Macksey designed the house and yard as a whole. The orientation of the house, a natural hedge of cinnamon camphor (an aromatic fast-growing evergreen shrub that separates his house from his neighbor to the east) and a multitude of trees-bananas, avocados, kumquats, oranges, palms, oaks, crape myrtles, East Palatka hollies, magnolias, papayas and weeping podocarpus-guarantee privacy.

From the road, the home is almost completely hidden from view, but a glimpse through a winding path's lush growth reveals small garden rooms. The curving design appeals to Macksey's aesthetic sense. "You can add elements of surprise with serpentine walkways because someone walking through the garden doesn't know what's around the bend," he says. And indeed, surprises arise at each turn. In the courtyard-like entry, visitors are greeted by a cascading waterfall and a pond surrounded with giant irises and dense colorful bromeliads.

"Besides adding movement, the water provides 'positive noise,'" Macksey explains. In intimate coves decorated with statuary and rocks, magnificent staghorn ferns cling to trees, angel trumpets sway gently, their fragrance carried by a vernal breeze, variegated ginger stands in graceful clusters and green ferns in many shades and textures add to the verdant background.

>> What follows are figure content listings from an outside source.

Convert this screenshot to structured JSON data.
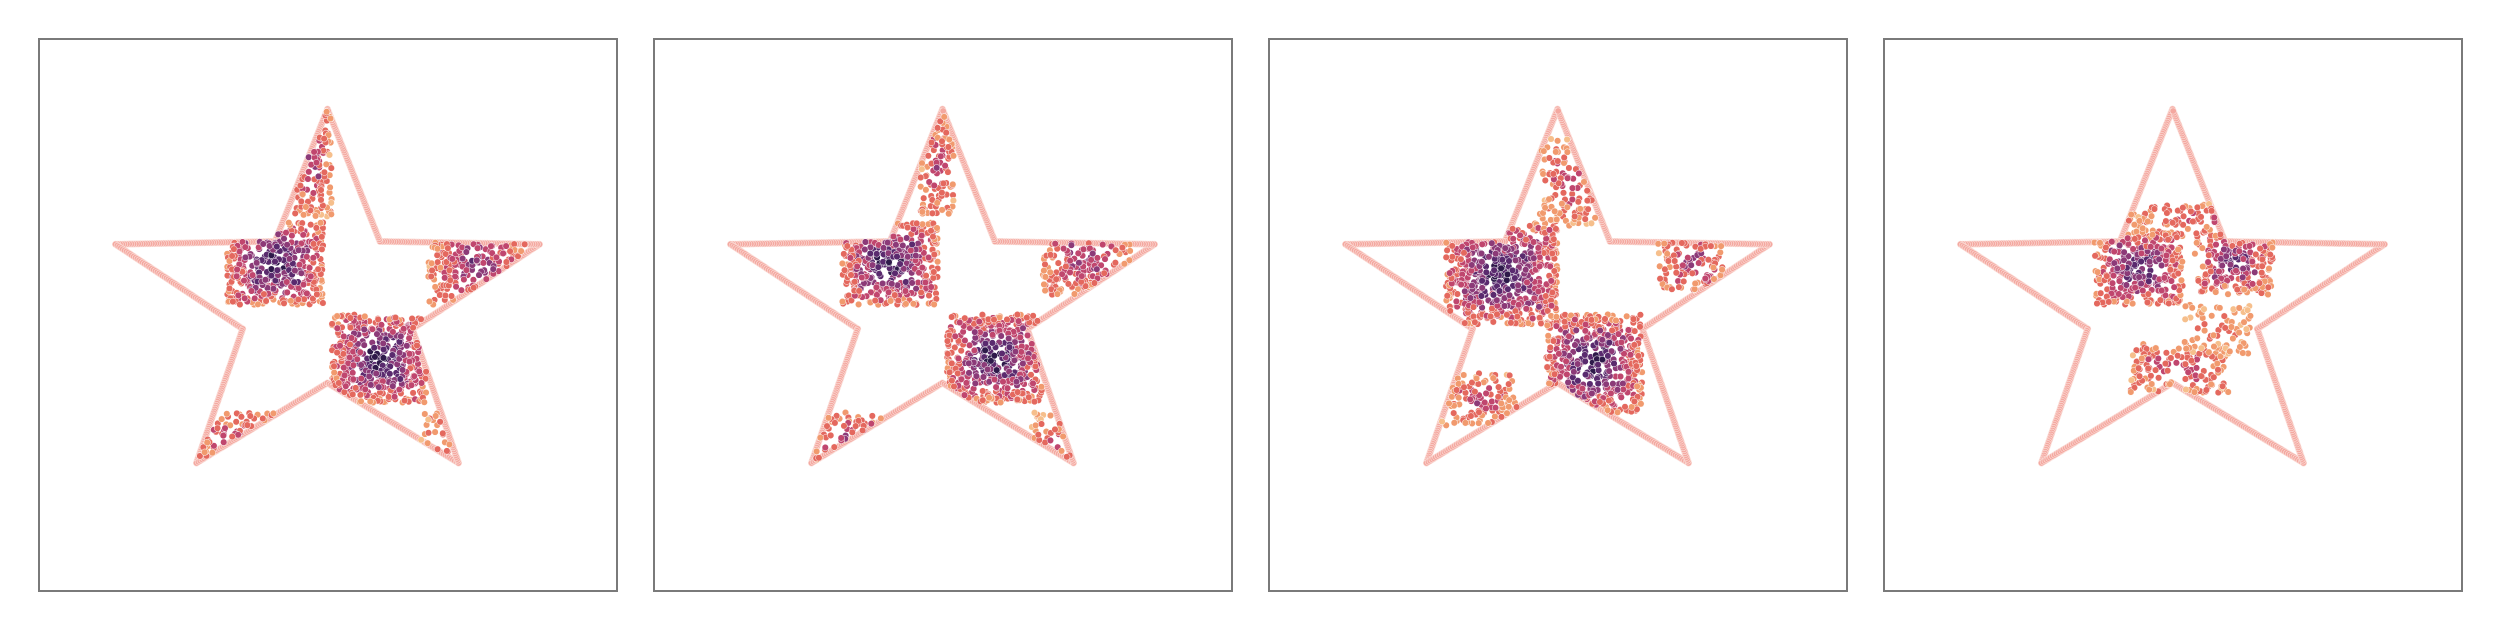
{
  "chart_data": [
    {
      "type": "scatter",
      "boundary_color": "#f4a8a0",
      "point_palette": [
        "#2e1a4a",
        "#5a2a6e",
        "#8c3a78",
        "#c0466e",
        "#e4685e",
        "#f19a6e",
        "#f6bf8c"
      ],
      "regions": [
        {
          "x": [
            -0.45,
            -0.02
          ],
          "y": [
            0.0,
            0.42
          ],
          "density": 1.0
        },
        {
          "x": [
            0.02,
            0.45
          ],
          "y": [
            -0.5,
            -0.05
          ],
          "density": 1.0
        },
        {
          "x": [
            0.45,
            0.9
          ],
          "y": [
            0.0,
            0.42
          ],
          "density": 0.7
        },
        {
          "x": [
            -0.15,
            0.02
          ],
          "y": [
            0.45,
            1.05
          ],
          "density": 0.6
        },
        {
          "x": [
            -0.6,
            -0.2
          ],
          "y": [
            -0.88,
            -0.55
          ],
          "density": 0.6
        },
        {
          "x": [
            0.42,
            0.58
          ],
          "y": [
            -0.95,
            -0.55
          ],
          "density": 0.4
        }
      ]
    },
    {
      "type": "scatter",
      "boundary_color": "#f4a8a0",
      "point_palette": [
        "#2e1a4a",
        "#5a2a6e",
        "#8c3a78",
        "#c0466e",
        "#e4685e",
        "#f19a6e",
        "#f6bf8c"
      ],
      "regions": [
        {
          "x": [
            -0.45,
            -0.02
          ],
          "y": [
            0.0,
            0.42
          ],
          "density": 1.0
        },
        {
          "x": [
            0.02,
            0.45
          ],
          "y": [
            -0.5,
            -0.05
          ],
          "density": 1.0
        },
        {
          "x": [
            0.45,
            0.85
          ],
          "y": [
            0.05,
            0.42
          ],
          "density": 0.7
        },
        {
          "x": [
            -0.1,
            0.05
          ],
          "y": [
            0.45,
            1.0
          ],
          "density": 0.55
        },
        {
          "x": [
            -0.62,
            -0.22
          ],
          "y": [
            -0.85,
            -0.55
          ],
          "density": 0.6
        },
        {
          "x": [
            0.4,
            0.6
          ],
          "y": [
            -0.9,
            -0.55
          ],
          "density": 0.45
        }
      ]
    },
    {
      "type": "scatter",
      "boundary_color": "#f4a8a0",
      "point_palette": [
        "#2e1a4a",
        "#5a2a6e",
        "#8c3a78",
        "#c0466e",
        "#e4685e",
        "#f19a6e",
        "#f6bf8c"
      ],
      "regions": [
        {
          "x": [
            -0.5,
            0.0
          ],
          "y": [
            -0.1,
            0.42
          ],
          "density": 1.0
        },
        {
          "x": [
            -0.05,
            0.38
          ],
          "y": [
            -0.55,
            -0.05
          ],
          "density": 1.0
        },
        {
          "x": [
            0.45,
            0.75
          ],
          "y": [
            0.05,
            0.38
          ],
          "density": 0.6
        },
        {
          "x": [
            -0.08,
            0.2
          ],
          "y": [
            0.4,
            0.85
          ],
          "density": 0.5
        },
        {
          "x": [
            -0.52,
            -0.18
          ],
          "y": [
            -0.62,
            -0.35
          ],
          "density": 0.55
        }
      ]
    },
    {
      "type": "scatter",
      "boundary_color": "#f4a8a0",
      "point_palette": [
        "#2e1a4a",
        "#5a2a6e",
        "#8c3a78",
        "#c0466e",
        "#e4685e",
        "#f19a6e",
        "#f6bf8c"
      ],
      "regions": [
        {
          "x": [
            -0.35,
            0.05
          ],
          "y": [
            0.0,
            0.38
          ],
          "density": 0.9
        },
        {
          "x": [
            0.1,
            0.45
          ],
          "y": [
            0.05,
            0.38
          ],
          "density": 0.8
        },
        {
          "x": [
            -0.2,
            0.35
          ],
          "y": [
            0.38,
            0.52
          ],
          "density": 0.5
        },
        {
          "x": [
            -0.2,
            0.25
          ],
          "y": [
            -0.45,
            -0.2
          ],
          "density": 0.55
        },
        {
          "x": [
            0.05,
            0.35
          ],
          "y": [
            -0.25,
            0.0
          ],
          "density": 0.35
        }
      ]
    }
  ]
}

Native butterfly plants and flowers jostle for attention, and vines arch over pathways, providing portals to the next magical outdoor space.

When plants overgrow the original master design, Macksey doesn't hesitate to move them to another part of the garden. "Gardeners are often reluctant, even timid, about moving plants," he says. "There's nothing wrong with changes. If you don't like where it is, dig it up and put it somewhere else. A garden is dynamic, and part of the fun of working the yard is being able to change the look for what you want to achieve.

"You have to be flexible. I knew I wanted something beautiful with low maintenance that would give the house privacy. Over the years, the property has evolved into a series of gardens that work in harmony with the total environment. But what I really love is that it is full of surprises. You turn a corner and something beautiful and unexpected is right there."

Recently, Macksey reconfigured his pool area by transplanting a number of palms and ferns as well as laying over 6,000 bricks to replace the previous decking.

Macksey applies the same principles whether designing his own garden or one for clients. "It's a matter of using the design process based on what each person wants to achieve," he says. "You need to establish the look they desire and figure out which plants will produce that result, as well as how many plants it will take. I usually take clients to quality nurseries so they can hand-select special plants or trees." This is especially helpful for Florida newcomers, he adds, giving them a chance to learn about what flourishes here.

"I am a professional, but I am also an artist," Macksey says. "Gardens should speak to you in the same way a work of art touches something deep inside."